Duties and taxes are the two separate charges that apply to most cross-border shipments, often confused as a single line item. Duty is a tariff based on the goods’ HS classification, country of origin, and applicable trade agreements. Tax is a consumption charge (VAT in the UK and EU, GST/HST in Canada, IVA in Mexico, sales tax in the US) based on where the goods are being delivered. Both can apply to the same shipment, calculated independently.
How it works in practice
A typical US-to-Canada B2C example: a US-based brand ships a $100 order to a customer in Ontario.
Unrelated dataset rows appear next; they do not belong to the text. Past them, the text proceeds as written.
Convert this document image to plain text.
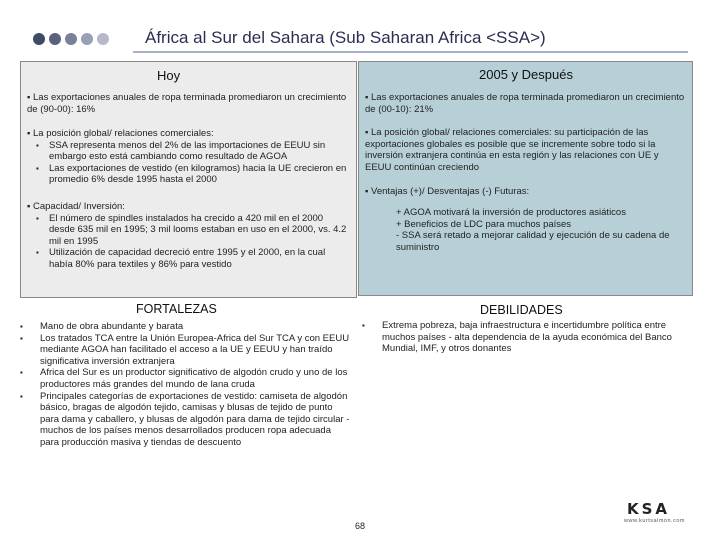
África al Sur del Sahara (Sub Saharan Africa <SSA>)
Hoy
▪ Las exportaciones anuales de ropa terminada promediaron un crecimiento de (90-00): 16%
▪ La posición global/ relaciones comerciales:
▪ SSA representa menos del 2% de las importaciones de EEUU sin embargo esto está cambiando como resultado de AGOA
▪ Las exportaciones de vestido (en kilogramos) hacia la UE crecieron en promedio 6% desde 1995 hasta el 2000
▪ Capacidad/ Inversión:
▪ El número de spindles instalados ha crecido a 420 mil en el 2000 desde 635 mil en 1995; 3 mil looms estaban en uso en el 2000, vs. 4.2 mil en 1995
▪ Utilización de capacidad decreció entre 1995 y el 2000, en la cual había 80% para textiles y 86% para vestido
2005 y Después
▪ Las exportaciones anuales de ropa terminada promediaron un crecimiento de (00-10): 21%
▪ La posición global/ relaciones comerciales: su participación de las exportaciones globales es posible que se incremente sobre todo si la inversión extranjera continúa en esta región y las relaciones con UE y EEUU continúan creciendo
▪ Ventajas (+)/ Desventajas (-) Futuras:
+ AGOA motivará la inversión de productores asiáticos
+ Beneficios de LDC para muchos países
- SSA será retado a mejorar calidad y ejecución de su cadena de suministro
FORTALEZAS
▪ Mano de obra abundante y barata
▪ Los tratados TCA entre la Unión Europea-Africa del Sur TCA y con EEUU mediante AGOA han facilitado el acceso a la UE y EEUU y han traído significativa inversión extranjera
▪ Africa del Sur es un productor significativo de algodón crudo y uno de los productores más grandes del mundo de lana cruda
▪ Principales categorías de exportaciones de vestido: camiseta de algodón básico, bragas de algodón tejido, camisas y blusas de tejido de punto para dama y caballero, y blusas de algodón para dama de tejido circular - muchos de los países menos desarrollados producen ropa adecuada para producción masiva y tiendas de descuento
DEBILIDADES
▪ Extrema pobreza, baja infraestructura e incertidumbre política entre muchos países - alta dependencia de la ayuda económica del Banco Mundial, IMF, y otros donantes
68
KSA
www.kurtsalmon.com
The HS code carries a 6% duty rate, but the order qualifies for USMCA, so duty is $0. GST/HST in Ontario is 13%, so the tax owed is $13. The total landed cost to the customer is $113 if collected at the door, or $113 if pre-paid at checkout via DDP. The math reverses on Canada-to-US shipments, where USMCA can again waive duty but state-level sales tax may apply depending on the seller’s nexus.
In the EU, the IOSS (Import One-Stop Shop) lets sellers collect VAT at checkout and remit centrally, avoiding per-shipment VAT collection at the border. In the UK, the equivalent is the £135 VAT-at-checkout threshold.
Why it matters
The single biggest source of cross-border customer complaints is unexpected duty-and-tax bills at the door. A customer sees the order total at checkout, then a courier hands them a separate bill for $30 in duty and tax on delivery. The DDP (Delivered Duty Paid) model fixes this by collecting at checkout, which is now standard for brands serious about cross-border conversion rates.
Common misconceptions
- Duty and tax are not the same. Brands often quote “duty” and mean the combined total.
- Free trade agreements like USMCA waive duty, not tax. GST, HST, VAT, and IVA still apply.
- Tax obligations follow the destination, not the origin. A US seller shipping to a Canadian buyer still owes Canadian GST.